Auch Rileys Unmut wird deutlich größer. Eigentlich warte ich nur darauf, dass Luise sich einen solch großen Fehltritt leistet, dass entweder der Werwolf oder ich endgültig ausrasten. Und als wir nach dem Nachmittagsunterricht alle gemeinsam draußen vor dem Internat stehen und ein bisschen frische Luft schnappen, strapaziert Luise erneut meine Nerven gewaltig.

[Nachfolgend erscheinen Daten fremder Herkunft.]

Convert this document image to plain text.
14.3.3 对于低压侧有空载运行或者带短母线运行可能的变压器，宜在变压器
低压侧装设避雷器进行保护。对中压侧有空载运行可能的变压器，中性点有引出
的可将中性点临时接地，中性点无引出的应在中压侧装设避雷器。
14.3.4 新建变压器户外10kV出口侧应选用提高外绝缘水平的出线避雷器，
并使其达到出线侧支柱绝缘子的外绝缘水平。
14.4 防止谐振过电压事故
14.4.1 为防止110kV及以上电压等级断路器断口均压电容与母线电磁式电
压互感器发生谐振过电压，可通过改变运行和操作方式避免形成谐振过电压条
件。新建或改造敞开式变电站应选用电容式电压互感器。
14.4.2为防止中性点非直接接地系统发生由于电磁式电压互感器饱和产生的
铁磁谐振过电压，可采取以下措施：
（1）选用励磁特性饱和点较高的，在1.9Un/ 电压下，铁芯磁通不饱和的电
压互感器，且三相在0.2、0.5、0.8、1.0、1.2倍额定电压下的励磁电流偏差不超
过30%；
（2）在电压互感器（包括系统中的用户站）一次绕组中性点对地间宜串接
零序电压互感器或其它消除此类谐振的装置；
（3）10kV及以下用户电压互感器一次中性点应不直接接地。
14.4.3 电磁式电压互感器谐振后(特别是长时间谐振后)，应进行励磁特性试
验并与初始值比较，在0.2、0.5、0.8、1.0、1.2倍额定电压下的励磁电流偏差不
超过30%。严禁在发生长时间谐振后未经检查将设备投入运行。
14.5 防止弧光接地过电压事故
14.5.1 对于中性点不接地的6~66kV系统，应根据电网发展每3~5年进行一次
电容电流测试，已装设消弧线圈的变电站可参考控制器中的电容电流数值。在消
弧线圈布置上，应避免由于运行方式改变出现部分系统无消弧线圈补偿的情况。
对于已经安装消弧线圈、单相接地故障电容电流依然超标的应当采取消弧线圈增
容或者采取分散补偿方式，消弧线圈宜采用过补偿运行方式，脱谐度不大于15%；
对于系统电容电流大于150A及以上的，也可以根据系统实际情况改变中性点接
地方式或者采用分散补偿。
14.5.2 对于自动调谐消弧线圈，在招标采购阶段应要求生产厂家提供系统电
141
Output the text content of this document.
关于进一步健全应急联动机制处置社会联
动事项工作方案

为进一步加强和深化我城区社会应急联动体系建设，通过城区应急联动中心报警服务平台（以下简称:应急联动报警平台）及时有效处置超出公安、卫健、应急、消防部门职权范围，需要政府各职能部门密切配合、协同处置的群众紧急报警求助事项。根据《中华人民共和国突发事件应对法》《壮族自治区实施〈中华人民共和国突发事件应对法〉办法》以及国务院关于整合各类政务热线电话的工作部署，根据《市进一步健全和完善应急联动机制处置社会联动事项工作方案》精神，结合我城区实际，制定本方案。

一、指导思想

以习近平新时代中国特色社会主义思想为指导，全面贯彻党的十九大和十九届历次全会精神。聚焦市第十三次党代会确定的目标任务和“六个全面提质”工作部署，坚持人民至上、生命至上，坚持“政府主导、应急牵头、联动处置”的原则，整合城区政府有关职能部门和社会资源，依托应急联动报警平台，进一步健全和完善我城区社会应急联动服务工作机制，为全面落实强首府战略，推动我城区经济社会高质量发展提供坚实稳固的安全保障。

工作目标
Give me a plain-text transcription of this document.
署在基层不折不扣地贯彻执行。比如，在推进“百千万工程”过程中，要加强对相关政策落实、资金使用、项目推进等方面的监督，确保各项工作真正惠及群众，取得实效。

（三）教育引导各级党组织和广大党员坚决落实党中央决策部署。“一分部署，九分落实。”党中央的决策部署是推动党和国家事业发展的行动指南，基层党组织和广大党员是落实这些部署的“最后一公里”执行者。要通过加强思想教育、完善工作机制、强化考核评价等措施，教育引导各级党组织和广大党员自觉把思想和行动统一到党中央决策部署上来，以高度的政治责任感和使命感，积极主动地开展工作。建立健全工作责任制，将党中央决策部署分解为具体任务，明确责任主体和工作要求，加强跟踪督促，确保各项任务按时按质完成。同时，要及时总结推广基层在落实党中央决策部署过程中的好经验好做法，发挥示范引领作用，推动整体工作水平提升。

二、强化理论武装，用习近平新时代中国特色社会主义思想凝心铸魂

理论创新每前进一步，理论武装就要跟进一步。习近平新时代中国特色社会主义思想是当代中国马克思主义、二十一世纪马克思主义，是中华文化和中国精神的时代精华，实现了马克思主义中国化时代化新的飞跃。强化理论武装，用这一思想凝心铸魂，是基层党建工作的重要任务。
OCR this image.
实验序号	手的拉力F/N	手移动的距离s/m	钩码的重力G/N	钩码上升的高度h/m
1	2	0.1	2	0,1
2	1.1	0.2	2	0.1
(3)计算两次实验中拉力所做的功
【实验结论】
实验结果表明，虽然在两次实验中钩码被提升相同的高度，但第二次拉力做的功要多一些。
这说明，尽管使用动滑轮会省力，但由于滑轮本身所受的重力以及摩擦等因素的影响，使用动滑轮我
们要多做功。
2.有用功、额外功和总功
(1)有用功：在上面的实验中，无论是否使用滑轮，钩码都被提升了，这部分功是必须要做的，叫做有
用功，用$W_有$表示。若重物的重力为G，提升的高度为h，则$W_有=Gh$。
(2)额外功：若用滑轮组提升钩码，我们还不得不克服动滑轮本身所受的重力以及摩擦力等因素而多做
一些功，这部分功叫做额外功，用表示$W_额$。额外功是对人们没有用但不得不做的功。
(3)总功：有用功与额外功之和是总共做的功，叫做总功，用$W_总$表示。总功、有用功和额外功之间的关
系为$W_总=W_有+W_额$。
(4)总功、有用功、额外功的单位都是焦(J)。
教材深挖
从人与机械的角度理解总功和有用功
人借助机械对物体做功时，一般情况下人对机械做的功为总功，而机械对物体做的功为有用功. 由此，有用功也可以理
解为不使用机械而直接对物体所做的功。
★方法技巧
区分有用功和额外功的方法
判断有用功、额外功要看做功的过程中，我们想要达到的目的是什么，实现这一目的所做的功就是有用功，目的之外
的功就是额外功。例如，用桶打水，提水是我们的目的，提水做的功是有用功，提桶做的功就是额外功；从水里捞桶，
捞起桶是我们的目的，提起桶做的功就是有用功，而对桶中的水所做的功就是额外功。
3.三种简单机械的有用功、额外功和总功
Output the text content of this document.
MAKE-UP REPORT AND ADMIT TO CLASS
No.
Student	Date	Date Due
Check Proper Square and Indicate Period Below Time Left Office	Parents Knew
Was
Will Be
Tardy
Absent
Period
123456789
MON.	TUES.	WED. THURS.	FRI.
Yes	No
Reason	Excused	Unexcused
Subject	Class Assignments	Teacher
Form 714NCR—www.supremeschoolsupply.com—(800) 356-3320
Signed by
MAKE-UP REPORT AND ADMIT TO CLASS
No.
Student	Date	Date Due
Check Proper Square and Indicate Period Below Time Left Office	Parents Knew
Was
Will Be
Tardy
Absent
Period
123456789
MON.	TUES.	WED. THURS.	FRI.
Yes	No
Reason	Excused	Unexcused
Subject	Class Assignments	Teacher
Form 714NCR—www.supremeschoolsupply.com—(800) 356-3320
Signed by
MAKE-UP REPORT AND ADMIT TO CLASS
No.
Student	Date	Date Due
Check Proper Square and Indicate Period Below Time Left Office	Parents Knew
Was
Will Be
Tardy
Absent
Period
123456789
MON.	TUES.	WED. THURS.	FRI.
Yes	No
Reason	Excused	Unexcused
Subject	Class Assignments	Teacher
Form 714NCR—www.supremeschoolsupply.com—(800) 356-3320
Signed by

Zähneknirschend stehe ich neben der Werwölfin und höre mir an, wie langweilig die Kämpfe mit Selena sind und das sie dabei ja auch überhaupt nichts lernt. Und dabei nimmt Luise überhaupt keine Rücksicht auf unsere Freundin, die sichtlich betrübt und deprimiert aussieht.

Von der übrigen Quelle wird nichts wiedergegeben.